Indeed, our society should be celebrating Louise and Marsha. But because of a civil union law that falls short of marriage equality, they and their children are denied equal protection under the law.

Civil unions also pose psychological harm to children. Across New Jersey, children of civil union couples are stigmatized by their parents’ having a lesser label than of opposite-sex married couples. Some children are coming home in tears. How ironic in New Jersey, the national pioneer in allowing same-sex couples to adopt.

As our campaign has progressed, clergy have become some of the most impassioned supporters of marriage equality. In fact, clergy across New Jersey from 18 different religions, denominations, movements and faith traditions favor marriage equality. They believe that preventing same-sex couples from marrying under State law is an intrusion into their religious practice. Without a marriage equality law, New Jersey has taken away their sacred right as clergy, and the right of their various faiths, to decide for themselves whom they want to marry under State law.

And clergy understand that the marriage law as it stands in the State of New Jersey is not religiously neutral. The current law reflects the religious beliefs of those who oppose allowing same-gender couples to marry, which are not the beliefs of every faith community.
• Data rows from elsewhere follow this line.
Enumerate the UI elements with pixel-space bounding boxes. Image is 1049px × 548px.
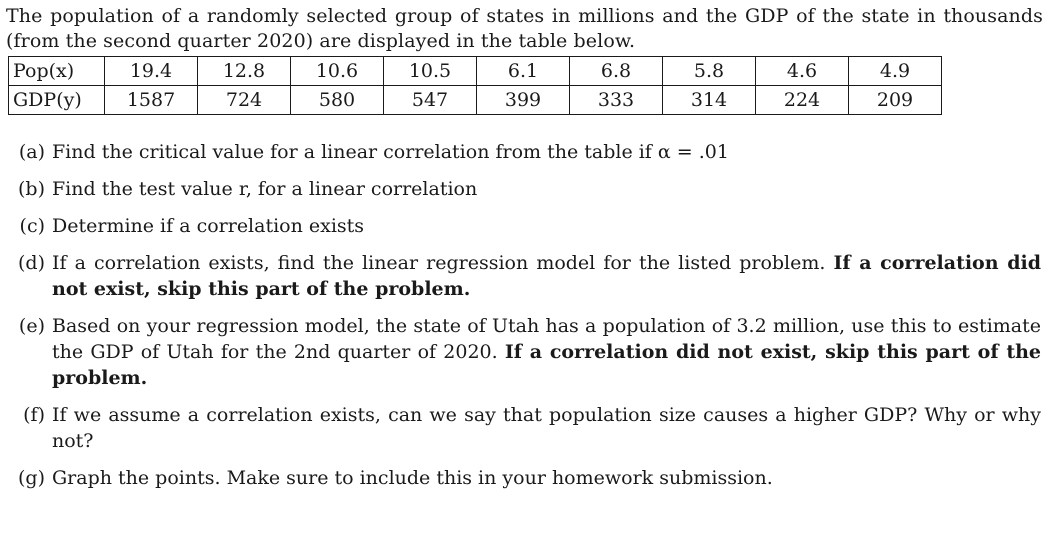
table-cell: 5.8 bbox=[663, 57, 756, 86]
question-marker: (f) bbox=[23, 404, 45, 426]
table-cell: 580 bbox=[291, 86, 384, 115]
table-cell: 314 bbox=[663, 86, 756, 115]
row-header: Pop(x) bbox=[9, 57, 105, 86]
question-item-c bbox=[6, 213, 1043, 239]
question-text bbox=[52, 313, 1043, 391]
table-cell: 10.6 bbox=[291, 57, 384, 86]
question-marker: (a) bbox=[18, 141, 45, 163]
question-list bbox=[6, 139, 1043, 491]
question-body: Based on your regression model, the state of Utah has a population of 3.2 million, use this to estimate the GDP of Utah for the 2nd quarter of 2020. bbox=[52, 315, 1041, 363]
question-marker: (e) bbox=[18, 315, 45, 337]
data-table bbox=[8, 56, 942, 115]
question-text bbox=[52, 250, 1043, 302]
table-row-gdp bbox=[9, 86, 942, 115]
question-text bbox=[52, 402, 1043, 454]
question-item-d bbox=[6, 250, 1043, 302]
table-cell: 4.9 bbox=[849, 57, 942, 86]
table-cell: 224 bbox=[756, 86, 849, 115]
question-body: If a correlation exists, find the linear regression model for the listed problem. bbox=[52, 252, 834, 274]
table-cell: 333 bbox=[570, 86, 663, 115]
table-cell: 12.8 bbox=[198, 57, 291, 86]
question-marker: (c) bbox=[19, 215, 45, 237]
question-marker: (g) bbox=[18, 467, 45, 489]
table-cell: 6.1 bbox=[477, 57, 570, 86]
question-bold-note: If a correlation did not exist, skip this part of the problem. bbox=[52, 341, 1041, 389]
table-cell: 399 bbox=[477, 86, 570, 115]
table-cell: 10.5 bbox=[384, 57, 477, 86]
question-text bbox=[52, 139, 1043, 165]
table-cell: 4.6 bbox=[756, 57, 849, 86]
question-item-f bbox=[6, 402, 1043, 454]
table-row-population bbox=[9, 57, 942, 86]
intro-paragraph: The population of a randomly selected group of states in millions and the GDP of the state in thousands (from the second quarter 2020) are displayed in the table below. bbox=[6, 5, 1043, 52]
table-cell: 1587 bbox=[105, 86, 198, 115]
question-text bbox=[52, 176, 1043, 202]
question-item-g bbox=[6, 465, 1043, 491]
table-cell: 19.4 bbox=[105, 57, 198, 86]
question-body: Find the test value r, for a linear correlation bbox=[52, 178, 478, 200]
question-text bbox=[52, 465, 1043, 491]
table-cell: 209 bbox=[849, 86, 942, 115]
question-item-b bbox=[6, 176, 1043, 202]
question-bold-note: If a correlation did not exist, skip this part of the problem. bbox=[52, 252, 1041, 300]
question-item-e bbox=[6, 313, 1043, 391]
table-cell: 6.8 bbox=[570, 57, 663, 86]
table-cell: 547 bbox=[384, 86, 477, 115]
question-body: Find the critical value for a linear correlation from the table if α = .01 bbox=[52, 141, 729, 163]
question-body: Graph the points. Make sure to include this in your homework submission. bbox=[52, 467, 773, 489]
row-header: GDP(y) bbox=[9, 86, 105, 115]
question-text bbox=[52, 213, 1043, 239]
question-item-a bbox=[6, 139, 1043, 165]
table-cell: 724 bbox=[198, 86, 291, 115]
question-marker: (d) bbox=[18, 252, 45, 274]
question-body: Determine if a correlation exists bbox=[52, 215, 365, 237]
question-marker: (b) bbox=[18, 178, 45, 200]
question-body: If we assume a correlation exists, can we say that population size causes a higher GDP? Why or why not? bbox=[52, 404, 1041, 452]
A religiously neutral law would leave it up to every religion and every clergy member to marry legally whichever couples they want or don’t want to marry.

The bill passed by the New Jersey legislature actually strengthens the freedom of religion with language that underscores the First Amendment guarantee that religions and clergy will never be forced to perform ceremonies that contradict their beliefs.

Clergy understand, as a majority of all New Jerseyans understand, that if New Jersey defers equality, more families like Louise, Marsha and their children will get hurt.

That’s why we reject the notion that good things come to those who wait.

At Garden State Equality, we believe good things come to those who seek equality today.